Republican head of Senate Intelligence Committee tries to round up all copies of CIA torture report
The CIA and other intelligence agencies have returned to the Senate copies of a controversial 2014 classified report on the CIA’s use of waterboarding and other torture techniques, raising new concerns about whether details about the interrogation program will ever be made public.
Sen. Richard M. Burr (R-N.C.), chairman of the Senate Intelligence Committee, said Friday he was seeking to retrieve all copies of the scathing 6,700-page classified report. The copies were provided to the Obama administration after Democrats on the Senate panel completed a six-year investigation of the CIA interrogation and detention program, which ran from 2002 to 2006.
Defenders of the Senate investigation long have worried that Republicans who disputed the highly critical findings would try to round up and shred the few existing copies once President Obama left office.
Sen. Dianne Feinstein (D-Calif.), who led the committee when the report was completed, denounced Burr’s effort to recover the report, saying she feared he was seeking to prevent it from ever being declassified and released to the public.
“No senator — chairman or not — has the authority to erase history. I believe that is the intent of the chairman in this case, “ Feinstein said in a statement.
“The report is an important tool to help educate our intelligence agencies about a dark chapter of our nation’s history,” she added. “Without copies of it, the lessons we’ve learned will be forgotten.”
So far, officials said, the CIA and the Office of the Director of National Intelligence had returned their copies to the Senate committee.
But other copies are still locked away at the FBI, State Department, Justice Department, the Pentagon and the National Archives, which received its copy as part of Obama’s official papers. Two copies have been given to federal judges in connection with lawsuits by detainees at the U.S. military prison at Guantanamo Bay, Cuba.
Burr said he acted after the Supreme Court last month declined to intervene in a lawsuit brought by the American Civil Liberties Union seeking to have the report made public.
A federal district court had dismissed the case in 2015, finding that the full torture report is a congressional record and therefore not subject to the Freedom of Information Act, a ruling upheld by a federal appeals court in May 2016.
In a statement, Burr said he had directed his staff to retrieve copies “that remain with the Executive Branch agencies” and that the committee then would “enact the necessary measures to protect the sensitive sources and methods contained within the report.”
It appears unlikely Burr will recover all copies of the report soon, if ever.
The Justice and Defense departments are under federal court order to preserve copies in connection with lawsuits brought by detainees.
Last December, U.S. District Judge Royce C. Lamberth granted a motion by defense lawyers for Abd al Rahim al Nashiri, a Saudi citizen held at Guantanamo Bay, to require Justice Department lawyers to turn a sealed copy over to the court.
The next month, U.S. District Judge Emmet G. Sullivan ordered another copy to be deposited with his court in a lawsuit brought by Abu Zubaydah, another Guantanamo detainee.
Also in January, Col.
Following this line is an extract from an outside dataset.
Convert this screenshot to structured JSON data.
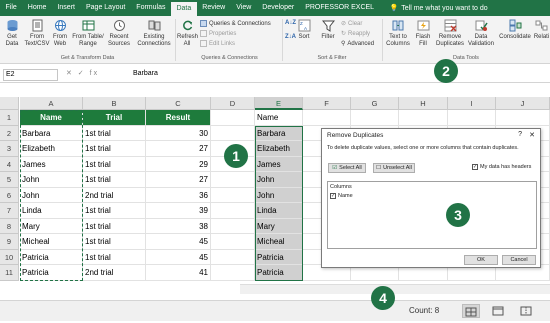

James L. Pohl, a military judge on the commission trying detainees at Guantanamo, ordered the Department of Defense to preserve its copy of the report until otherwise ordered by the military commission or “other Court of competent jurisdiction.”
In December 2014, the intelligence committee released a partially redacted 450-page executive summary with key findings. The rest of the report remains classified.
It revealed that CIA officials not only had employed cruel and degrading techniques against detainees at secret prisons known as “black sites,” but that the program was so poorly run that the CIA lost track of some detainees.
It said the CIA repeatedly had given Congress and the Justice Department inaccurate information about the interrogations, impeding government oversight.
It also argued that the CIA’s use of what it called “enhanced interrogation techniques” — which included hitting, sleep deprivation, mock executions and rectal feeding — produced no useful intelligence about imminent threats.
The full Senate Intelligence Committee ordered the report in 2006 after it learned that a senior CIA officer had destroyed about 100 videotapes of the harsh interrogations.
The committee soon split along partisan lines, however. In December 2012, the committee approved the report, 9 to 6, with only one Republican voting in favor.
The other six Republicans wrote a dissent that strongly objected to the study’s conclusion that the painful methods failed to produce actionable intelligence.
Obama, who condemned the techniques as torture, signed an executive order when he took office in 2009 requiring the CIA to use only interrogation methods listed in the U.S. Army Field Manual “unless the Attorney General with appropriate consultation provides further guidance.”
Last December, Obama ordered his copy of the report to be archived in his presidential papers to ensure it is not destroyed. Because of declassification rules, that means the document could remain secret until at least 2028.